A hit in Spain, this only goes to show what Almodóvar is up against. Friends sleep with each other but not with their partners, whom they speculate may be gay. Intermittently they break into dire Euro-pop songs. You keep waiting for taboos to be challenged, stereotypes to be skewed?and you keep waiting. Paz Vega fans would be better off with almost anything else she's done.

Elton John – Dream Ticket

Subtitled "Four Destinations, Four DVDs", this Reg-fest takes in live shows from Madison Square Garden (2000), the Great Amphitheatre at Ephesus, Turkey (2001) and London's Royal Opera House (2002), respectively accompanied by full band, candlelight and orchestra. But it's Disc 4 (promos and clips spanning '68 to present) that wins out, not least for 1972's great "Mona Lisas And Mad Hatters". At seven hours, though, this one's strictly for insomniac diehards. ROB HUGHES DVD EXTRAS: None.

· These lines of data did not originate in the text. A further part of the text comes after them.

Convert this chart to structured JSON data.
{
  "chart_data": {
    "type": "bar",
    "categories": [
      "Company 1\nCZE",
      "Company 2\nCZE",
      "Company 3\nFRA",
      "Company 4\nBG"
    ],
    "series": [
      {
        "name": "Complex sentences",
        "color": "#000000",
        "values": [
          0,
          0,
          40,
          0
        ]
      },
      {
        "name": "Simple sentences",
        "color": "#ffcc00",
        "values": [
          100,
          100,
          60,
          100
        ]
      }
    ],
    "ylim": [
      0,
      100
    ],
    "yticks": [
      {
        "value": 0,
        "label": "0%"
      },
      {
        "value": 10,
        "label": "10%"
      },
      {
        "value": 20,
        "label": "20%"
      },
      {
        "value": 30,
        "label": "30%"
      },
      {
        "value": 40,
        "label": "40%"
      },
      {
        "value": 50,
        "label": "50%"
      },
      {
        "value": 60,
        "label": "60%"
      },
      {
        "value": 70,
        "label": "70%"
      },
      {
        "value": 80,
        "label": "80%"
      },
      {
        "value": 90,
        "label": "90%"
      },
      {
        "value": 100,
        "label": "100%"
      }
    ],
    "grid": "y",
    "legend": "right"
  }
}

Un Chien Andalou/L’Age D’Or

Punk rock began in 1929/30, when Luis Buñuel caused riots with these erotic howls of protest, urging the human race to place love and lust above civic duty. Visually he broke the mould, with a little help from Salvador Dalí. The 17-minute Un Chien is a hymn to desire; the 63-minute L'Age D'Or is shocking and beautifully immortal.